An Examination of the Relationship Among Goal Acceptance, Goal Commitment and Performance: A Comparative Study of Job Levels in Selected Banks in the Northeast

Date of Submission

1990

Document Type

Dissertation

Degree Name

Doctor of Science in Management Systems (Sc.D.)

Department

Management

Advisor

Lynn W. Ellis

Committee Member

Judith A. Neal

Committee Member

William Pan

LC Subject Headings

Goal(Psychology), Bank employees--Northeastern States, Employee motivation, Performance

Call No. at the Univ. of New Haven Library

AS 36. N290 Mgmt. Syst. 1991 no.1

Abstract

Goal setting has been found to be one of the most robust motivational techniques in the organizational behavior literature. However, most of the research conducted to date has, been done in researcher-manipulated environments. The present research, which focused on the relationships among goal acceptance, goal commitment, and performance, tested many of the concepts of goal-setting theory in a natural field setting. The population studied consisted of 177 branch managers, customer service representatives, and tellers of two super-regional banks in the Northeast.

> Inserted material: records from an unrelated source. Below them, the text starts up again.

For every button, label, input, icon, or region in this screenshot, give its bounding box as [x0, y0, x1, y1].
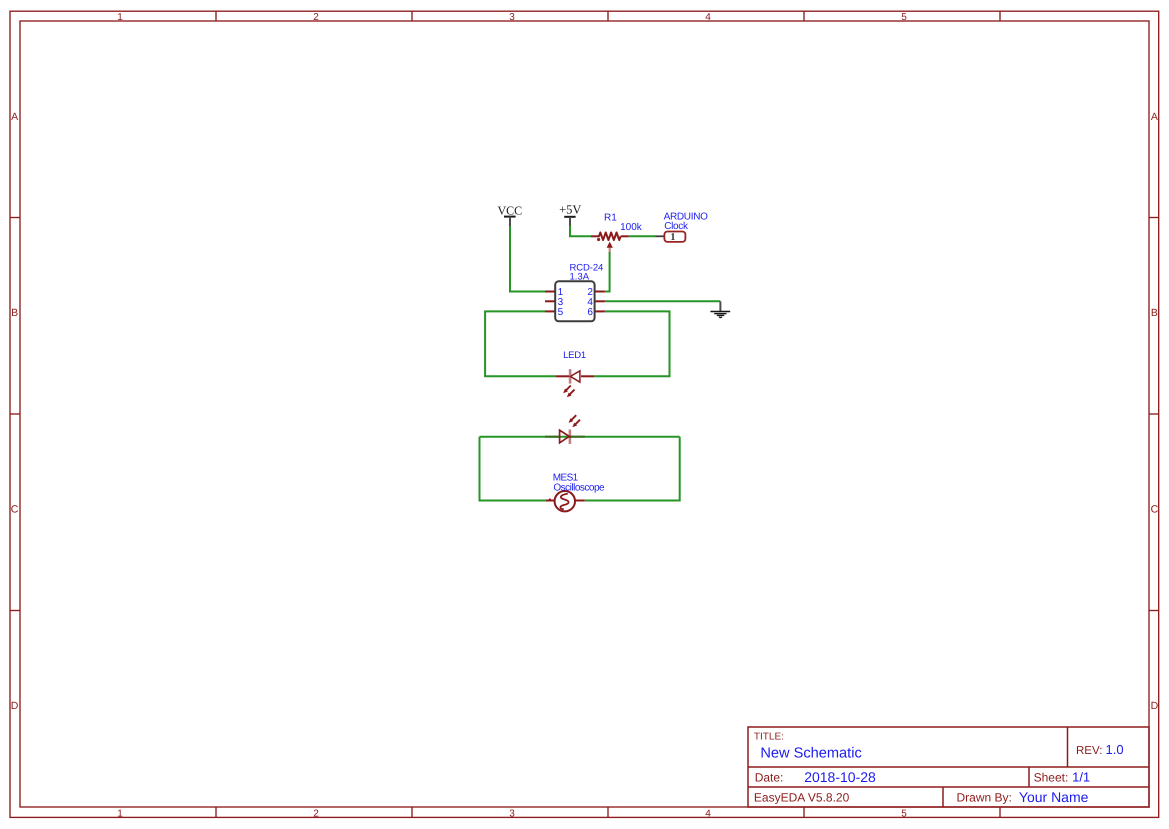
svg-text:5: 5: [901, 808, 907, 819]
svg-text:C: C: [11, 504, 19, 516]
svg-text:B: B: [1151, 307, 1158, 319]
svg-text:Drawn By:: Drawn By:: [957, 791, 1012, 805]
svg-text:+5V: +5V: [559, 203, 581, 217]
svg-text:R1: R1: [604, 213, 617, 224]
svg-text:4: 4: [705, 12, 711, 23]
svg-text:New Schematic: New Schematic: [760, 746, 861, 762]
svg-text:A: A: [1151, 111, 1158, 123]
svg-text:C: C: [1151, 504, 1159, 516]
svg-text:1.3A: 1.3A: [570, 272, 590, 283]
svg-text:1/1: 1/1: [1072, 770, 1090, 785]
svg-text:100k: 100k: [620, 222, 643, 233]
svg-text:3: 3: [509, 12, 515, 23]
svg-text:4: 4: [705, 808, 711, 819]
svg-text:D: D: [1151, 700, 1159, 712]
svg-text:6: 6: [587, 307, 593, 318]
svg-text:Clock: Clock: [664, 221, 689, 232]
svg-text:VCC: VCC: [497, 203, 522, 217]
svg-text:Date:: Date:: [755, 771, 784, 785]
svg-text:3: 3: [509, 808, 515, 819]
svg-text:REV:: REV:: [1076, 745, 1102, 757]
svg-text:2: 2: [313, 808, 319, 819]
svg-text:Sheet:: Sheet:: [1034, 771, 1069, 785]
svg-text:LED1: LED1: [563, 350, 586, 361]
svg-text:A: A: [11, 111, 18, 123]
svg-text:1: 1: [117, 808, 123, 819]
svg-text:Oscilloscope: Oscilloscope: [553, 482, 605, 493]
svg-text:1: 1: [670, 232, 675, 243]
svg-text:EasyEDA V5.8.20: EasyEDA V5.8.20: [754, 791, 850, 805]
svg-text:Your Name: Your Name: [1019, 789, 1089, 805]
svg-text:2018-10-28: 2018-10-28: [804, 769, 876, 785]
svg-text:B: B: [11, 307, 18, 319]
svg-text:D: D: [11, 700, 19, 712]
svg-text:TITLE:: TITLE:: [754, 731, 784, 742]
svg-text:5: 5: [558, 307, 564, 318]
svg-text:5: 5: [901, 12, 907, 23]
svg-text:1.0: 1.0: [1106, 742, 1124, 757]
svg-text:2: 2: [313, 12, 319, 23]
svg-text:1: 1: [117, 12, 123, 23]
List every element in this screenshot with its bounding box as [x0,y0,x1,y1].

The overall findings of this study were not strongly supportive of the impact on task performance of the many variables commonly associated with goal setting. Neither goal acceptance, participation in the goal-setting process, nor goal specificity was found to have any significant direct impact on the task performance of the groups studied. Both goal commitment and goal difficulty were found to have statistically significant correlations with task performance, but at such low levels their direct impact on task performance can only be described as weak.

In general, the lack of support in the present research for the goal-setting theory developed primarily through researcher-manipulated conditions suggests the need for much more research in natural field settings.

Major contributions of this study include: This study was one of the first natural field studies which (1) examined the impact of goal-setting variables on task performance; (2) demonstrated that goal acceptance and goal commitment, while strongly related, are distinguishable concepts; (3) examined whether levels of goal acceptance and goal commitment vary with respect to job satisfaction; and (4) demonstrated the need for a reexamination of the Porter et al. (1974) "Organizational Commitment Questionnaire" to determine the number of underlying factors it measures. Additionally, this study is believed to have been the first study to (1) seek to validate the operational definition: Goal Commitment = Effort = Expectancy 1 x Expectancy 2 x Valence; (2) examine whether levels of goal acceptance and goal commitment vary with respect to job level; (3) examine the relationship between organizational commitment and goal commitment; and (4) examine demographic differences with respect to goal commitment.